Hal ini, lanjut Cik Ujang, menjadi pintu masuk maraknya perambahan dalam hutan lindung. Ia mengaku kaget karena tiga korban tewas akibat konflik dengan harimau sumatera adalah warga Lahat.
Menanggapi hal ini, Kepala Konservasi Sumber Daya Alam Wilayah II Lahat Martialis Puspito berpendapat, pernyataan Bupati Lahat tersebut ”salah kamar”. Pasalnya, kepengurusan hutan lindung adalah kewenangan dari Kesatuan Pengelolaan Hutan (KPH), bukan BKSDA.
Namun, diakuinya, praktik pungutan liar pernah dia dengar di hutan lindung yang lain. Martialis menerangkan, sebenarnya warga sendiri takut untuk menanam di kawasan hutan lindung karena aturan tegas dari pemerintah. Namun, karena adanya celah, mereka masih berani bercocok tanam di kawasan itu.
”Saya rasa petani sudah berada di zona nyaman sehingga berani untuk merambah hutan lindung,” ungkapnya.
Martialis mengungkapkan, hasil penelurusan lima kasus konflik satwa di Pagar Alam dan Lahat, faktor pemicunya akibat terganggunya habitat harimau terutama di dua hutan lindung, yakni Jambul Patah Nanti seluas 282.747 hektar dan hutan lindung Bukit Dingin seluas 63.456 hektar. Di kedua hutan lindung ini, diperkirakan ada tiga hingga empat ekor harimau.
”Di dua hutan lindung ini sudah banyak kawasan yang terbuka karena perambahan liar terutama di pinggiran hutan lindung,” ucapnya.
Kondisi ini membuat habitat harimau sumatera semakin tergerus. Padahal, satu ekor harimau membutuhkan wilayah jelajah hingga 10.000 hektar. ”Hal inilah yang membuat konflik antara manusia dan harimau sangat rawan terjadi,” ungkapnya.
Satu-satunya cara memperbaiki hutan lindung adalah dengan restorasi, bukan lagi rehabilitasi. ”Keluarkan semua para perambah dari hutan lindung dan ganti tanaman kopi dengan tanaman asli,” ucapnya.
Gubernur Sumatera Selatan Herman Deru tidak mau berkomentar banyak terkait dugaan praktik pungli di kawasan hutan lindung. ”Masalah itu (pungli) tanyakan saja ke Bupati Lahat,” ucapnya.
Menurut Herman, yang terpenting saat ini adalah pemulihan kembali hutan lindung.

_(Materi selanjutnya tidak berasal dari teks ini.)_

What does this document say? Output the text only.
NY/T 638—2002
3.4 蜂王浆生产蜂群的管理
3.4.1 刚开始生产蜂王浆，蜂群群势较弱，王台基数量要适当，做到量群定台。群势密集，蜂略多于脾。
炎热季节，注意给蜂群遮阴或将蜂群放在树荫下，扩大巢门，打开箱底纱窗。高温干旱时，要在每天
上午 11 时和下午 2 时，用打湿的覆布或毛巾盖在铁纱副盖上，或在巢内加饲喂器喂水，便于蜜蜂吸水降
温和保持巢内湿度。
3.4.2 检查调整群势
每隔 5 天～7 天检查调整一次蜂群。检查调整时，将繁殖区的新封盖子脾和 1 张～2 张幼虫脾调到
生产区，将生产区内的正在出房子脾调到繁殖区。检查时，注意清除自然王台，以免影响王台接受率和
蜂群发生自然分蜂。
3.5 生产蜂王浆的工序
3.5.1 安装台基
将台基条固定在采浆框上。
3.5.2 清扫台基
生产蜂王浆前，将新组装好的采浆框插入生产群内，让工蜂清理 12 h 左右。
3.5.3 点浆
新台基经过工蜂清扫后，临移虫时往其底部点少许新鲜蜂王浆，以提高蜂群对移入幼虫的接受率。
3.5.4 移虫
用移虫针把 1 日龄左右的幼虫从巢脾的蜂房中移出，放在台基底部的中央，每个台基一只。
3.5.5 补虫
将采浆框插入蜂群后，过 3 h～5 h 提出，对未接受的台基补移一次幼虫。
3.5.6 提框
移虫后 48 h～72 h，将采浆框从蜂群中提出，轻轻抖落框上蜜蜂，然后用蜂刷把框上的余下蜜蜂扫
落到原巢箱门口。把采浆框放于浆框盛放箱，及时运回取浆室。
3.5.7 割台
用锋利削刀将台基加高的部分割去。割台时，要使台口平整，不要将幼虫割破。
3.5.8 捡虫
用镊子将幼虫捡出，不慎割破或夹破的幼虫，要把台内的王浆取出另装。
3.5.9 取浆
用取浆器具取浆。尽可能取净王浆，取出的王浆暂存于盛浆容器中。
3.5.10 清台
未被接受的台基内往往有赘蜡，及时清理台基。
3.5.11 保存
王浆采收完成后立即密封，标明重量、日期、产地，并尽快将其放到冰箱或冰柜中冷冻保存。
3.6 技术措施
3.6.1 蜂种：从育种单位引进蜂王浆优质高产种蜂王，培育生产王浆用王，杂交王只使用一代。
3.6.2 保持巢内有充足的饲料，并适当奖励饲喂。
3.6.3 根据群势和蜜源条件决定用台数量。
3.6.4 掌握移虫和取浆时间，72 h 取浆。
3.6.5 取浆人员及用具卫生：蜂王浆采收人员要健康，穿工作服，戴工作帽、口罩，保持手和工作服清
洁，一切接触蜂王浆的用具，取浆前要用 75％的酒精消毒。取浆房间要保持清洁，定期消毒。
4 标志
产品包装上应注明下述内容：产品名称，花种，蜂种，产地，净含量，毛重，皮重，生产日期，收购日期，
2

Sebenarnya, selama ini sudah ada program restorasi dan rehabilitasi kawasan hutan dan lahan. Namun, karena kerusakannya masif, pertumbuhannya lambat. ”Tinggal bagaimana cara kita mereduksi perambahan ini,” ucapnya.
Herman berpendapat, semua pihak bertanggung jawab untuk melindungi kawasan hutan lindung dari ancaman perambahan. Sebab, perambahan menjadi akar permasalahan konflik satwa dan manusia yang menelan korban ini. ”Harimau tidak akan menyerang jika tidak terganggu habitatnya. Karena adanya gangguan, terjadilah konflik,” kata Herman.
Soal upaya restorasi, lanjut Herman, pihaknya akan melarang perambah masuk ke kawasan hutan lindung. Bahkan, dirinya akan merelokasi para perambah ke luar kawasan hutan lindung. Agar langkah itu terealisasi, dibutuhkan peran semua pihak mulai dari tokoh adat, pemerintah desa, hingga pemerintah kabupaten/kota.
Sementara itu, Kepala Dinas Kehutanan Sumsel Panji Tjahjanto mengatakan masih akan membahas persoalan dugaan pungli sekaligus perambahan di hutan lindung tersebut.